Does the runtime dereference of a nullptr always result in Segmentation Fault?

Question

tl;dr

What happens if "at runtime" a pointer p such that p == nullptr is dereferenced and its "pointee" is read from/written to?

Does that imply 100% a segmentation fault because the memory address 0 can't just be read from/written to?

---

The reason why I wrote "at runtime", is that I'm aware that the compiler will assume that p != nullptr when it sees *p (with p raw pointer), so some *p can just disappear due to UB, and effectively at runtime no nullptr is dereferenced at that point and the program keeps going though the alleys of undefined behavior.

For instance, given this TU,

int* bar();

int foo(int* i) {
    return *i;
}

int work() {
    int* b = bar();
    int f = foo(b);
    return b != nullptr ? 0 : (f + *bar());
}

the compiler can assume bar() =! nullptr just by seeing that its return value is dereferenced by foo's body, which can only be done if bar() != nullptr. Indeed the function work is compiled down to

work():
        sub     rsp, 8
        call    bar()
        xor     eax, eax
        add     rsp, 8
        ret

where the value returned by bar() is never actually derenferenced, even if *bar() is in the source code.

But foo (imagine it alone in its own TU, so there's no UB going on) is compiled down to

foo(int*):
        mov     eax, DWORD PTR [rdi]
        ret

so if this TU is linked against another one that calls foo(nullptr), then the mov instruction will definitely try to read from the address in rdi which is whatever nullptr is compiled to, I guess 0.

Does that mean that Segmentation Fault is unavoidable? (I'm not saying I want to avoid segv, quite the opposite, I'm just wondering if things can go so wrong that there's no segv and the program keeps going who knows where!)

---

(¹) I'm aware that the issue of whether dereferencing a null pointer is UB is still unresolved, but this is not a duplicate of my previous question.

Answer 1

You are mixing several concerns into one question here which amplifies the confusion in this matter. You should take care to distinguish:

• Your C++ program - Undefined behavior is undefined. Anything could happen. That is all that the standard says in this matter, and as your question is tagged C++, there is nothing more to say from a C++ perspective.
• The executed machine code - The compiler will most likely still produce some machine code for your attempted dereference operation. You won't be able to tell what machine code you will get beforehand, as the compiler can do whatever it wants due to the UB at play. But I understand your question in the way that you are observing the generated machine code after the translation: This machine code of course has well defined semantics in the context of the executing hardware platform and, potentially, influenced by the operating system it is run on. You can consult the documentation for both to find out what the exact behavior will be, and this will be the reliable outcome of the execution, regardless of what the C++ standard says. As you did not tag your target platform and OS in the question, I will refrain from guessing what will happen on your machine.

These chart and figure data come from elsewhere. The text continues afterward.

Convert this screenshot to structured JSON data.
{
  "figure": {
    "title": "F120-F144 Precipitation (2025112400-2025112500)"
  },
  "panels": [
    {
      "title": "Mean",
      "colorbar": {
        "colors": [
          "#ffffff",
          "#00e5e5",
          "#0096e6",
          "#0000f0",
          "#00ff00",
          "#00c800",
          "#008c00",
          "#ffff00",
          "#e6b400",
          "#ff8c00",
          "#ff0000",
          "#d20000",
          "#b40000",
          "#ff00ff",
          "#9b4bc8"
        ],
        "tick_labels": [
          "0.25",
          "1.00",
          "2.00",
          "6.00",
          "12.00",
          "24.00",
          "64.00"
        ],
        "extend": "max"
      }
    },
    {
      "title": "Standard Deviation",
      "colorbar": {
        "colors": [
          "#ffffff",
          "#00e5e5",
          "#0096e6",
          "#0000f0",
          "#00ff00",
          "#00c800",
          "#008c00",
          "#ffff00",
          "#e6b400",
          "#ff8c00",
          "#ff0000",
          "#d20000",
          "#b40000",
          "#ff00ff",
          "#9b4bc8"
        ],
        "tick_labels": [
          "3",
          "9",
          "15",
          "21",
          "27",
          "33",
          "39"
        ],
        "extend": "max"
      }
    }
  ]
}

So in short: You won't know what happens by looking at the C++ code. You are, in principle, able to know what will happen when looking at the generated binary, given that you understand the behavior of your target platform well enough.

To answer the literal headline of your questions: there do exist hardware/OS configurations in the real world (in particular in embedded systems) where dereferencing the null address will not be caught by either the hardware or the OS, so you cannot rely on this always resulting in program termination by the environment.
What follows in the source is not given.